One comes from the fact that patients who are waiting for the drug are not able to receive it due to death or due to, sort of, severe sickness that they aren't able to tolerate the drug. The second one comes from this idea that patients who have a higher tumor burden or higher disease status have less efficacy from receiving the CAR-T therapy. And so when we think about these two groups, the way we identify their survival costs in the data is by, for the first group by looking at the patients who were waiting and enrolled in the clinical trial but never received the CAR-T therapy. And we have an ability to see, okay, they either died or they weren't able to receive it for some sort of non-mortality reason. For the second group, what we can do is observe the tumor burden progression of patients over time in this clinical trial.
And we measure tumor burden by LDH, which stands for lactate dehydrogenase. It's a well-known, sort of, metric of tumor burden for this population. And we can see that patients who have longer wait times have higher tumor burdens or higher LDH. And we also then use measures of the literature to understand how higher LDH affects survival from having the CAR-T therapy. And so, looking at these two groups and using some sort of econometric modeling methods, we found that if we could reduce wait times by 2 months, the number of patients that are newly eligible for CAR-T therapy would increase by 10.7%. I mean, these are the patients who were never able to receive the CAR-T therapy, due to death or non-mortality reasons. The second group of patients who already received the CAR-T therapy, reducing 2-month rate times for them, generates a 3.3% increase in survival gains per treated patient.
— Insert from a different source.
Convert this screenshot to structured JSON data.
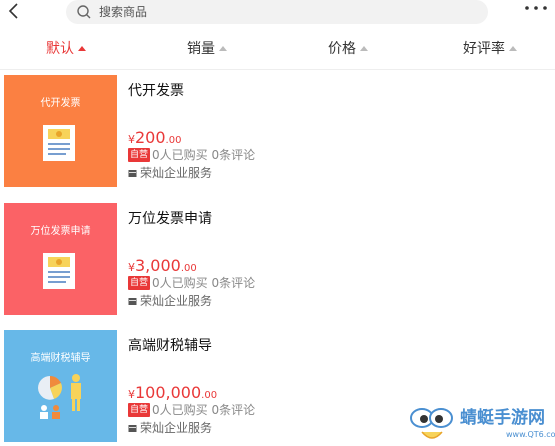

So looking at, sort of, these two groups together, we find that reducing wait times by 2 months can increase treatment efficacy by 14% with about a quarter of the gains going to patients who are able to receive the CAR-T therapy sooner in their disease course. And we think that this study is important because it highlights the cost of delays of accessing CAR-T therapies, in addition to the changes in the treatment effectiveness of the CAR-T therapies. And it has, sort of, strong implications for making sure that patients are able to access the treatment, if eligible, at a faster rate in their treatment plan. And it has implications for insurers, providers, and as well as payers and manufacturers. And I know manufacturers are thinking about how to reduce that 2-to-6-week wait time for the CAR-T therapy. So thank you for listening to this study. I hope you found it informative.